I had a grade school understanding of how our lungs work, but until today I didn’t really comprehend how blood gets oxygenated. I’m grateful my NP sent me for pulmonary functions tests today, and grateful for the kind and focused attention of the respiratory therapist Melissa who gave me a quick lesson on lung anatomy, asthma, oxygen saturation, and why altitude matters. Yes, I suffered second-hand smoke from in utero until I left for college at 18; yes, my alveoli are functioning ever so slightly below normal; yes, I have what could be described as mild bronchial obstruction (asthma) that did not improve with an inhaler; but, unfortunately, her tests didn’t seem to reveal the reason behind my chronically low oxygen saturation. We’ll know more after the pulmonologist reviews the results, but in the meantime she concurs with NP that the next step is to get me onto night oxygen. She doesn’t think I should move to the coast of Maine, as the pressure gradient in humid sea level climes often exacerbates breathing difficulty, so there goes that fantasy.

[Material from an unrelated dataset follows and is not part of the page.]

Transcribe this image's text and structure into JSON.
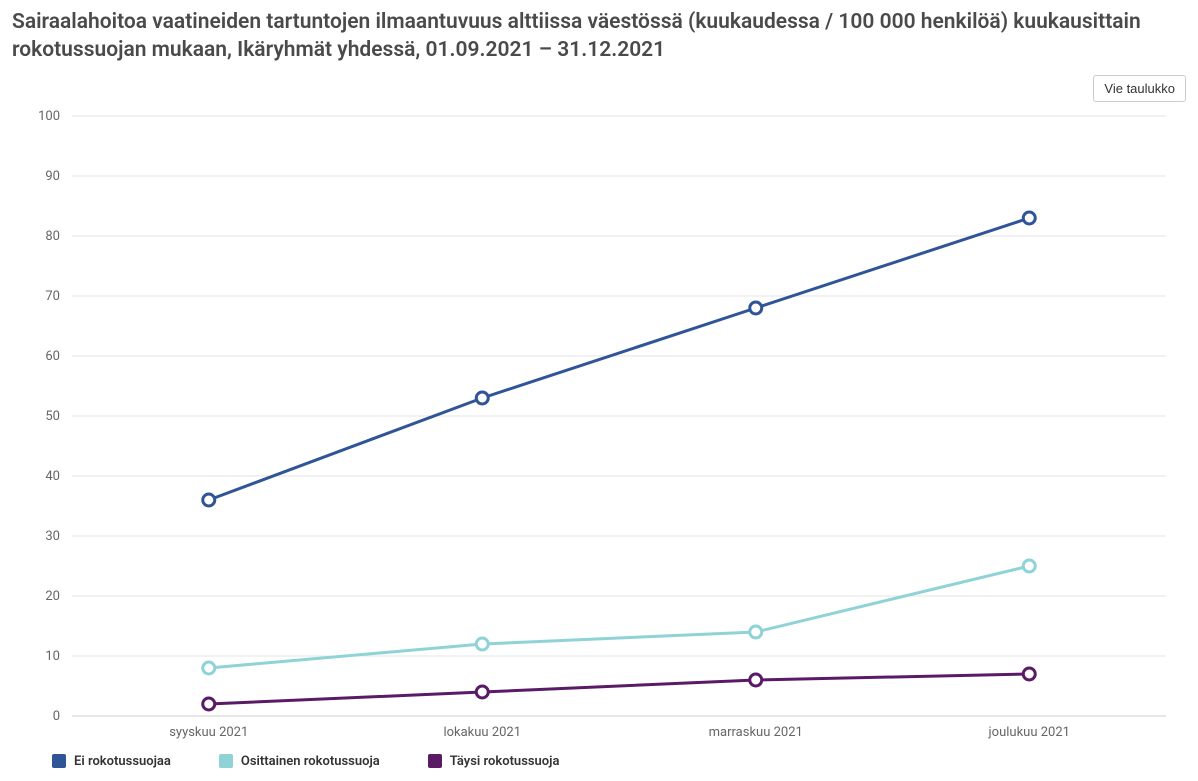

There are complications to be worked out with the night oxygen, primary being that living on solar power I simply don’t have the electricity to run an oxygen concentrator. Period. I’m researching options. More will be revealed. Meanwhile, this whole exploration reminds me how grateful I am for each breath, and for the impaired but nevertheless miraculous lungs that diffuse oxygen into my blood and pull carbon dioxide out.

And in that perfect timing sort of way, a new avenue of respiratory therapy has opened up synchronistically. My dear teacher at the Hotchkiss Yoga Tree now offers a Pranayama class that can be taken via Zoom. I joined for the first time yesterday, and am excited and grateful to add this Tuesday class to my calendar, and incorporate the magic of Pranayama into my daily practice. Wishing you all Happy Breathing!